Most of the Earth’s surface is covered with water, and at first glance it all looks the same: blue. But with the right lighting conditions and a couple of orbits of practice, it’s possible to make out the intricate patterns in the oceans—eddies and spirals become visible because of the subtle differences in water color or reflectivity.
Observations and photographs by astronauts have contributed to the understanding of ocean dynamics. For example, the energy balance in the oceans is better understood as a result of discoveries of circular and spiral eddies tens of miles in diameter, of standing waves hundreds of miles long, and of spiral eddies that sometimes trail into one another for thousands of miles. If a scientist wants to study features on this scale, it’s much easier to do from orbit than from a boat.
Believe it or not, an astronaut can also see the wakes of large ships and the contrails of airplanes. The sun angle has to be just right, but when the lighting conditions are perfect, you can follow otherwise invisible oil tankers on the Persian Gulf and trace major shipping lanes through the Mediterranean Sea. Similarly, when atmospheric conditions allow contrail formation, the thousand-mile-long condensation trails let astronauts trace the major air routes across the northern Pacific Ocean.

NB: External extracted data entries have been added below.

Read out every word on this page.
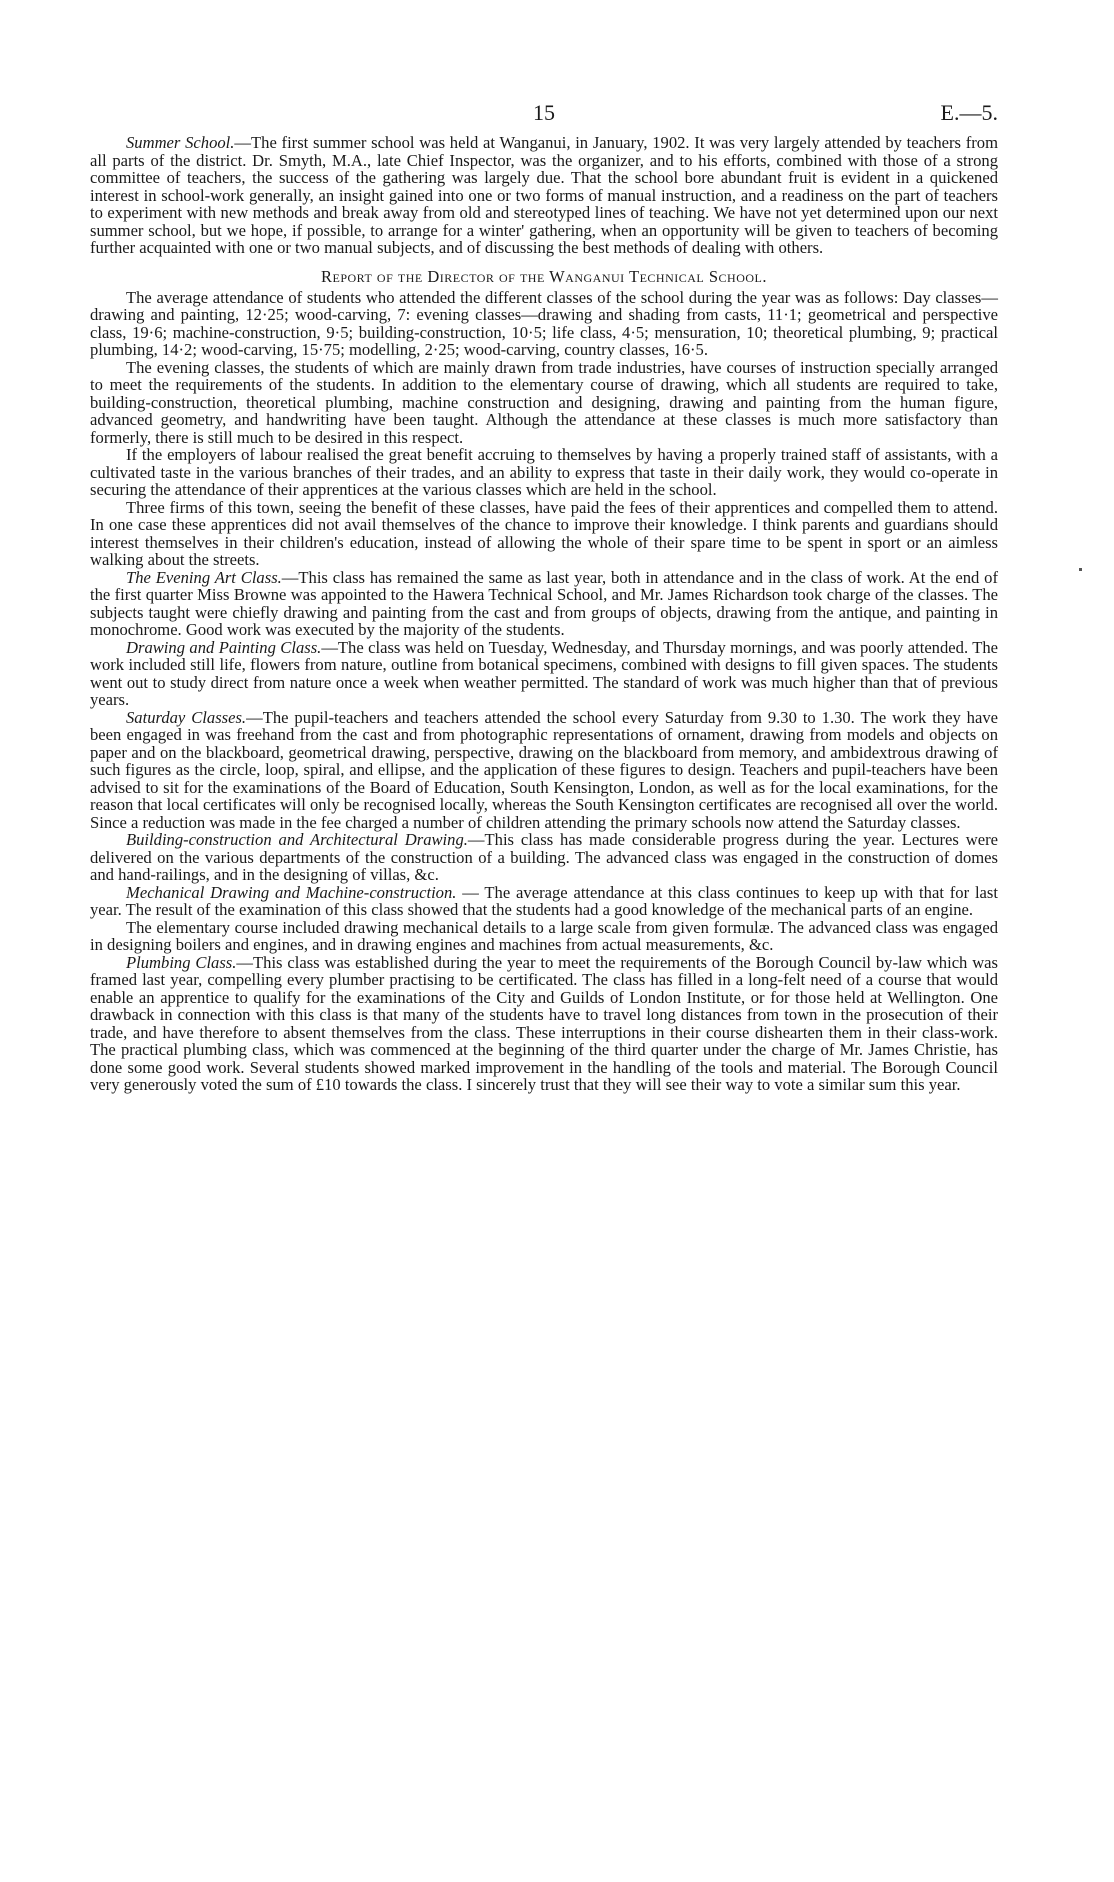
15	E.—5.

Summer School.—The first summer school was held at Wanganui, in January, 1902. It was very largely attended by teachers from all parts of the district. Dr. Smyth, M.A., late Chief Inspector, was the organizer, and to his efforts, combined with those of a strong committee of teachers, the success of the gathering was largely due. That the school bore abundant fruit is evident in a quickened interest in school-work generally, an insight gained into one or two forms of manual instruction, and a readiness on the part of teachers to experiment with new methods and break away from old and stereotyped lines of teaching. We have not yet determined upon our next summer school, but we hope, if possible, to arrange for a winter' gathering, when an opportunity will be given to teachers of becoming further acquainted with one or two manual subjects, and of discussing the best methods of dealing with others.

Report of the Director of the Wanganui Technical School.

The average attendance of students who attended the different classes of the school during the year was as follows: Day classes—drawing and painting, 12·25; wood-carving, 7: evening classes—drawing and shading from casts, 11·1; geometrical and perspective class, 19·6; machine-construction, 9·5; building-construction, 10·5; life class, 4·5; mensuration, 10; theoretical plumbing, 9; practical plumbing, 14·2; wood-carving, 15·75; modelling, 2·25; wood-carving, country classes, 16·5.

The evening classes, the students of which are mainly drawn from trade industries, have courses of instruction specially arranged to meet the requirements of the students. In addition to the elementary course of drawing, which all students are required to take, building-construction, theoretical plumbing, machine construction and designing, drawing and painting from the human figure, advanced geometry, and handwriting have been taught. Although the attendance at these classes is much more satisfactory than formerly, there is still much to be desired in this respect.

If the employers of labour realised the great benefit accruing to themselves by having a properly trained staff of assistants, with a cultivated taste in the various branches of their trades, and an ability to express that taste in their daily work, they would co-operate in securing the attendance of their apprentices at the various classes which are held in the school.

Three firms of this town, seeing the benefit of these classes, have paid the fees of their apprentices and compelled them to attend. In one case these apprentices did not avail themselves of the chance to improve their knowledge. I think parents and guardians should interest themselves in their children's education, instead of allowing the whole of their spare time to be spent in sport or an aimless walking about the streets.

The Evening Art Class.—This class has remained the same as last year, both in attendance and in the class of work. At the end of the first quarter Miss Browne was appointed to the Hawera Technical School, and Mr. James Richardson took charge of the classes. The subjects taught were chiefly drawing and painting from the cast and from groups of objects, drawing from the antique, and painting in monochrome. Good work was executed by the majority of the students.

Drawing and Painting Class.—The class was held on Tuesday, Wednesday, and Thursday mornings, and was poorly attended. The work included still life, flowers from nature, outline from botanical specimens, combined with designs to fill given spaces. The students went out to study direct from nature once a week when weather permitted. The standard of work was much higher than that of previous years.

Saturday Classes.—The pupil-teachers and teachers attended the school every Saturday from 9.30 to 1.30. The work they have been engaged in was freehand from the cast and from photographic representations of ornament, drawing from models and objects on paper and on the blackboard, geometrical drawing, perspective, drawing on the blackboard from memory, and ambidextrous drawing of such figures as the circle, loop, spiral, and ellipse, and the application of these figures to design. Teachers and pupil-teachers have been advised to sit for the examinations of the Board of Education, South Kensington, London, as well as for the local examinations, for the reason that local certificates will only be recognised locally, whereas the South Kensington certificates are recognised all over the world. Since a reduction was made in the fee charged a number of children attending the primary schools now attend the Saturday classes.

Building-construction and Architectural Drawing.—This class has made considerable progress during the year. Lectures were delivered on the various departments of the construction of a building. The advanced class was engaged in the construction of domes and hand-railings, and in the designing of villas, &c.

Mechanical Drawing and Machine-construction. — The average attendance at this class continues to keep up with that for last year. The result of the examination of this class showed that the students had a good knowledge of the mechanical parts of an engine.

The elementary course included drawing mechanical details to a large scale from given formulæ. The advanced class was engaged in designing boilers and engines, and in drawing engines and machines from actual measurements, &c.

Plumbing Class.—This class was established during the year to meet the requirements of the Borough Council by-law which was framed last year, compelling every plumber practising to be certificated. The class has filled in a long-felt need of a course that would enable an apprentice to qualify for the examinations of the City and Guilds of London Institute, or for those held at Wellington. One drawback in connection with this class is that many of the students have to travel long distances from town in the prosecution of their trade, and have therefore to absent themselves from the class. These interruptions in their course dishearten them in their class-work. The practical plumbing class, which was commenced at the beginning of the third quarter under the charge of Mr. James Christie, has done some good work. Several students showed marked improvement in the handling of the tools and material. The Borough Council very generously voted the sum of £10 towards the class. I sincerely trust that they will see their way to vote a similar sum this year.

Part of every orbit takes us to the dark side of the planet. In space, night is very, very black—but that doesn't mean there’s nothing to look at. The lights of cities sparkle; on nights when there was no moon, it was difficult for me to tell the Earth from the sky—the twinkling lights could be stars or they could be small cities. On one nighttime pass from Cuba to Nova Scotia, the entire East Coast of the United States appeared in twinkling outline.